Also, laptop keyboards could soon replace rubber membranes with MagLev keys.
By Jason Imms on June 13, 2014 at 8:33 am
Welcome to the Friday Tech Roundup! Contained herein is your weekly dose of some of the best tech news from across the Internet, rounded up for your edification and entertainment. Read on for all the details of HP memristor technology, the AI that successfully passed the Turing Test, and the virtual trading terminal designed for the Oculus Rift.
HP memristors to power world’s first photonic computer within the decade
Computers as we know them are made up of three fundamental components: the resistor, capacitor, and the inductor. In 2008, HP scientists developed a fourth, known as the memristor, which could find its way into production machines within the decade and completely change the way we think about large-scale computing.

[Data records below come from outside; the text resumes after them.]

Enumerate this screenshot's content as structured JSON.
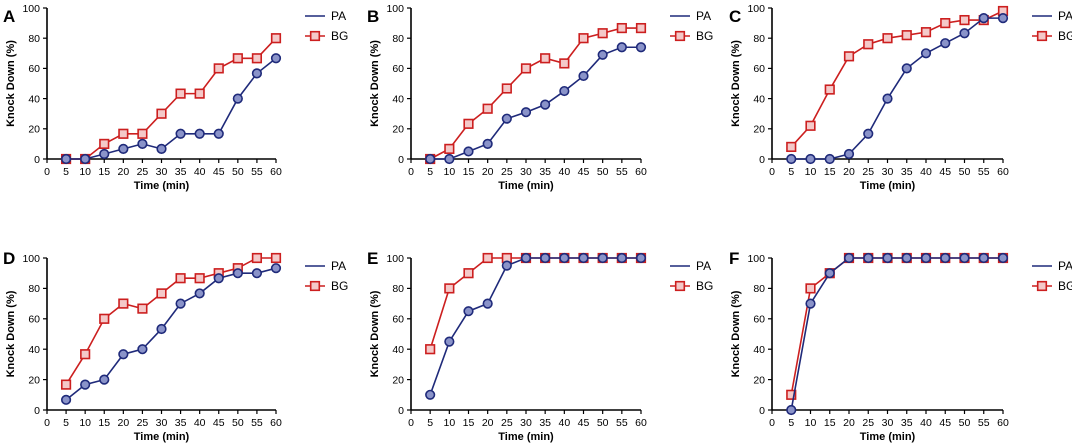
{
  "chart_data": [
    {
      "type": "line",
      "panel": "A",
      "x": [
        0,
        5,
        10,
        15,
        20,
        25,
        30,
        35,
        40,
        45,
        50,
        55,
        60
      ],
      "xticks": [
        0,
        5,
        10,
        15,
        20,
        25,
        30,
        35,
        40,
        45,
        50,
        55,
        60
      ],
      "yticks": [
        0,
        20,
        40,
        60,
        80,
        100
      ],
      "xlim": [
        0,
        60
      ],
      "ylim": [
        0,
        100
      ],
      "xlabel": "Time (min)",
      "ylabel": "Knock Down (%)",
      "series": [
        {
          "name": "PA",
          "color": "#1f2a7a",
          "marker": "circle",
          "x": [
            5,
            10,
            15,
            20,
            25,
            30,
            35,
            40,
            45,
            50,
            55,
            60
          ],
          "values": [
            0,
            0,
            3.3,
            6.7,
            10,
            6.7,
            16.7,
            16.7,
            16.7,
            40,
            56.7,
            66.7
          ]
        },
        {
          "name": "BG",
          "color": "#cc1f1f",
          "marker": "square",
          "x": [
            5,
            10,
            15,
            20,
            25,
            30,
            35,
            40,
            45,
            50,
            55,
            60
          ],
          "values": [
            0,
            0,
            10,
            16.7,
            16.7,
            30,
            43.3,
            43.3,
            60,
            66.7,
            66.7,
            80
          ]
        }
      ]
    },
    {
      "type": "line",
      "panel": "B",
      "x": [
        0,
        5,
        10,
        15,
        20,
        25,
        30,
        35,
        40,
        45,
        50,
        55,
        60
      ],
      "xticks": [
        0,
        5,
        10,
        15,
        20,
        25,
        30,
        35,
        40,
        45,
        50,
        55,
        60
      ],
      "yticks": [
        0,
        20,
        40,
        60,
        80,
        100
      ],
      "xlim": [
        0,
        60
      ],
      "ylim": [
        0,
        100
      ],
      "xlabel": "Time (min)",
      "ylabel": "Knock Down (%)",
      "series": [
        {
          "name": "PA",
          "color": "#1f2a7a",
          "marker": "circle",
          "x": [
            5,
            10,
            15,
            20,
            25,
            30,
            35,
            40,
            45,
            50,
            55,
            60
          ],
          "values": [
            0,
            0,
            5,
            10,
            26.7,
            31,
            36,
            45,
            55,
            69,
            74,
            74
          ]
        },
        {
          "name": "BG",
          "color": "#cc1f1f",
          "marker": "square",
          "x": [
            5,
            10,
            15,
            20,
            25,
            30,
            35,
            40,
            45,
            50,
            55,
            60
          ],
          "values": [
            0,
            6.7,
            23.3,
            33.3,
            46.7,
            60,
            66.7,
            63.3,
            80,
            83.3,
            86.7,
            86.7
          ]
        }
      ]
    },
    {
      "type": "line",
      "panel": "C",
      "x": [
        0,
        5,
        10,
        15,
        20,
        25,
        30,
        35,
        40,
        45,
        50,
        55,
        60
      ],
      "xticks": [
        0,
        5,
        10,
        15,
        20,
        25,
        30,
        35,
        40,
        45,
        50,
        55,
        60
      ],
      "yticks": [
        0,
        20,
        40,
        60,
        80,
        100
      ],
      "xlim": [
        0,
        60
      ],
      "ylim": [
        0,
        100
      ],
      "xlabel": "Time (min)",
      "ylabel": "Knock Down (%)",
      "series": [
        {
          "name": "PA",
          "color": "#1f2a7a",
          "marker": "circle",
          "x": [
            5,
            10,
            15,
            20,
            25,
            30,
            35,
            40,
            45,
            50,
            55,
            60
          ],
          "values": [
            0,
            0,
            0,
            3.3,
            16.7,
            40,
            60,
            70,
            76.7,
            83.3,
            93.3,
            93.3
          ]
        },
        {
          "name": "BG",
          "color": "#cc1f1f",
          "marker": "square",
          "x": [
            5,
            10,
            15,
            20,
            25,
            30,
            35,
            40,
            45,
            50,
            55,
            60
          ],
          "values": [
            8,
            22,
            46,
            68,
            76,
            80,
            82,
            84,
            90,
            92,
            92,
            98
          ]
        }
      ]
    },
    {
      "type": "line",
      "panel": "D",
      "x": [
        0,
        5,
        10,
        15,
        20,
        25,
        30,
        35,
        40,
        45,
        50,
        55,
        60
      ],
      "xticks": [
        0,
        5,
        10,
        15,
        20,
        25,
        30,
        35,
        40,
        45,
        50,
        55,
        60
      ],
      "yticks": [
        0,
        20,
        40,
        60,
        80,
        100
      ],
      "xlim": [
        0,
        60
      ],
      "ylim": [
        0,
        100
      ],
      "xlabel": "Time (min)",
      "ylabel": "Knock Down (%)",
      "series": [
        {
          "name": "PA",
          "color": "#1f2a7a",
          "marker": "circle",
          "x": [
            5,
            10,
            15,
            20,
            25,
            30,
            35,
            40,
            45,
            50,
            55,
            60
          ],
          "values": [
            6.7,
            16.7,
            20,
            36.7,
            40,
            53.3,
            70,
            76.7,
            86.7,
            90,
            90,
            93.3
          ]
        },
        {
          "name": "BG",
          "color": "#cc1f1f",
          "marker": "square",
          "x": [
            5,
            10,
            15,
            20,
            25,
            30,
            35,
            40,
            45,
            50,
            55,
            60
          ],
          "values": [
            16.7,
            36.7,
            60,
            70,
            66.7,
            76.7,
            86.7,
            86.7,
            90,
            93.3,
            100,
            100
          ]
        }
      ]
    },
    {
      "type": "line",
      "panel": "E",
      "x": [
        0,
        5,
        10,
        15,
        20,
        25,
        30,
        35,
        40,
        45,
        50,
        55,
        60
      ],
      "xticks": [
        0,
        5,
        10,
        15,
        20,
        25,
        30,
        35,
        40,
        45,
        50,
        55,
        60
      ],
      "yticks": [
        0,
        20,
        40,
        60,
        80,
        100
      ],
      "xlim": [
        0,
        60
      ],
      "ylim": [
        0,
        100
      ],
      "xlabel": "Time (min)",
      "ylabel": "Knock Down (%)",
      "series": [
        {
          "name": "PA",
          "color": "#1f2a7a",
          "marker": "circle",
          "x": [
            5,
            10,
            15,
            20,
            25,
            30,
            35,
            40,
            45,
            50,
            55,
            60
          ],
          "values": [
            10,
            45,
            65,
            70,
            95,
            100,
            100,
            100,
            100,
            100,
            100,
            100
          ]
        },
        {
          "name": "BG",
          "color": "#cc1f1f",
          "marker": "square",
          "x": [
            5,
            10,
            15,
            20,
            25,
            30,
            35,
            40,
            45,
            50,
            55,
            60
          ],
          "values": [
            40,
            80,
            90,
            100,
            100,
            100,
            100,
            100,
            100,
            100,
            100,
            100
          ]
        }
      ]
    },
    {
      "type": "line",
      "panel": "F",
      "x": [
        0,
        5,
        10,
        15,
        20,
        25,
        30,
        35,
        40,
        45,
        50,
        55,
        60
      ],
      "xticks": [
        0,
        5,
        10,
        15,
        20,
        25,
        30,
        35,
        40,
        45,
        50,
        55,
        60
      ],
      "yticks": [
        0,
        20,
        40,
        60,
        80,
        100
      ],
      "xlim": [
        0,
        60
      ],
      "ylim": [
        0,
        100
      ],
      "xlabel": "Time (min)",
      "ylabel": "Knock Down (%)",
      "series": [
        {
          "name": "PA",
          "color": "#1f2a7a",
          "marker": "circle",
          "x": [
            5,
            10,
            15,
            20,
            25,
            30,
            35,
            40,
            45,
            50,
            55,
            60
          ],
          "values": [
            0,
            70,
            90,
            100,
            100,
            100,
            100,
            100,
            100,
            100,
            100,
            100
          ]
        },
        {
          "name": "BG",
          "color": "#cc1f1f",
          "marker": "square",
          "x": [
            5,
            10,
            15,
            20,
            25,
            30,
            35,
            40,
            45,
            50,
            55,
            60
          ],
          "values": [
            10,
            80,
            90,
            100,
            100,
            100,
            100,
            100,
            100,
            100,
            100,
            100
          ]
        }
      ]
    }
  ]
}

By 2016, HP plans to have memristor-based DIMMs available to market, which can combine the high storage densities of hard disks with the high performance of traditional DRAM.
According to John Sontag, vice president of HP Systems Research, memristor-based memory would use “electrons for processing, photons for communication, and ions for storage,” resulting in the ability for conventional chip manufacturers to produce optical components. High-speed optical interconnects combined with memristor memory could, in theory, produce machines capable of hosting databases that can handle hundreds of billions of updates per second. HP is working with memristors to first power a computer that the company simply refers to as “The Machine,” a refrigerator-sized computer that was conceived to replace traditional datacentre systems. Read more over at Bloomberg Businessweek.

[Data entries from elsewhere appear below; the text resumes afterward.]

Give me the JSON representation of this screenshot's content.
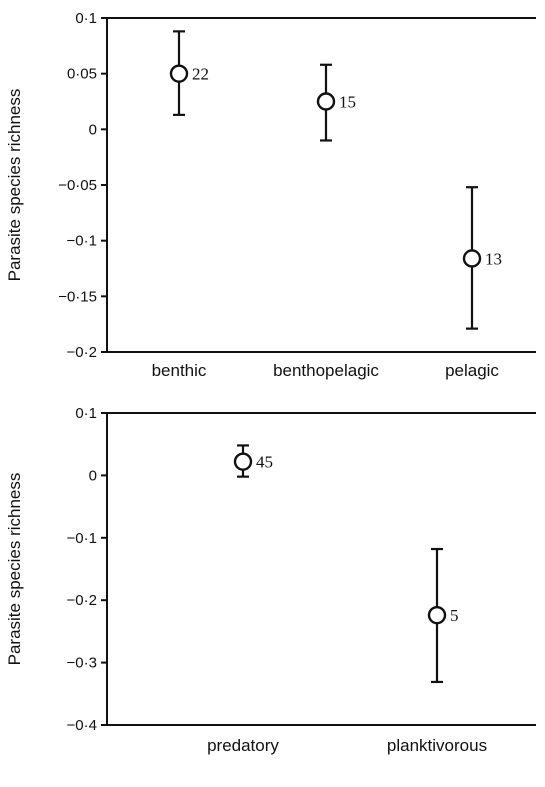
{
  "chart_data": [
    {
      "type": "scatter",
      "title": "",
      "xlabel": "",
      "ylabel": "Parasite species richness",
      "ylim": [
        -0.2,
        0.1
      ],
      "yticks": [
        0.1,
        0.05,
        0,
        -0.05,
        -0.1,
        -0.15,
        -0.2
      ],
      "ytick_labels": [
        "0·1",
        "0·05",
        "0",
        "−0·05",
        "−0·1",
        "−0·15",
        "−0·2"
      ],
      "categories": [
        "benthic",
        "benthopelagic",
        "pelagic"
      ],
      "values": [
        0.05,
        0.025,
        -0.116
      ],
      "error_low": [
        0.013,
        -0.01,
        -0.179
      ],
      "error_high": [
        0.088,
        0.058,
        -0.052
      ],
      "n_labels": [
        "22",
        "15",
        "13"
      ]
    },
    {
      "type": "scatter",
      "title": "",
      "xlabel": "",
      "ylabel": "Parasite species richness",
      "ylim": [
        -0.4,
        0.1
      ],
      "yticks": [
        0.1,
        0,
        -0.1,
        -0.2,
        -0.3,
        -0.4
      ],
      "ytick_labels": [
        "0·1",
        "0",
        "−0·1",
        "−0·2",
        "−0·3",
        "−0·4"
      ],
      "categories": [
        "predatory",
        "planktivorous"
      ],
      "values": [
        0.022,
        -0.224
      ],
      "error_low": [
        -0.002,
        -0.331
      ],
      "error_high": [
        0.048,
        -0.118
      ],
      "n_labels": [
        "45",
        "5"
      ]
    }
  ]
}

Laptops may get MagLev keys in the not-too-distant future
The term “magnetic levitation” may sound like science fiction, but the science behind it is far from fictional. So much so, CNET is reporting that an ultra-thin laptop keyboard by Darfon has been demoed at Computex which uses the technology as a replacement for the bulky rubber caps found on standard laptop keyboards. MagLev keys use magnets to provide resistance to the keys, which is user-adjustable, and fits within a tiny space. Obviously this means that space traditionally set aside for the keyboard can be used to fit more powerful (read: heat-generating) hardware into the same chassis, or to reduce the overall thickness of laptop chassis.
Computer AI passes the Turing Test for the first time
A computer AI capable of posing as a 13-year-old boy has successfully fooled a human into thinking that it too is human, and thus has become the first AI to pass the Turing Test since the test’s inception in 1950. A computer programme called Eugene Goostman accomplished the feat during Turing Test 2014, held at the Royal Society in London this week. There is some controversy surrounding the success, as some claim that the test has already been passed. However, these accusations have been generally dismissed, based on the fact that this event involved the most simultaneous comparison tests than ever before, was independently verified, and most importantly, involved unrestricted conversations.
First Chicago robber arrested based solely on facial recognition
One Pierre D. Martin has been convicted of two holdups, after being identified from Chicago Transit Authority surveillance footage by facial recognition technology. Martin robbed a 20-year-old man at gunpoint on Jan. 28, 2013, and another man on Feb. 9, 2013, both times within view of CTA surveillance cameras. The images from these cameras were then compared against 4.5 million criminal booking shots, and Martin was ranked topmost amongst possible matches according to CTA officials, which lead to his arrest. Martin’s involvement was then corroborated by eye-witness identification from a line-up.
Image credit: Bloomberg
Bloomberg develops a virtual trading terminal designed for the Oculus Rift
One of the hurdles traders need to overcome is the sheer amount of concurrent information that they need to consume in order to be effective. This leads to having multi-monitor rigs mounted to their desks, which is a costly and bulky solution to the problem. Bloomberg L.P. has developed a prototype trading station for the Oculus Rift which is designed to solve this problem, by providing a near infinite number of displays suspended in space around the trader. This is very much a prototype at this stage, with the displays themselves only showing static images and video not actual trading information. Bloomberg hopes that the proof-of-concept may eventually work to reduce the space needed for trading, and to make it somewhat portable.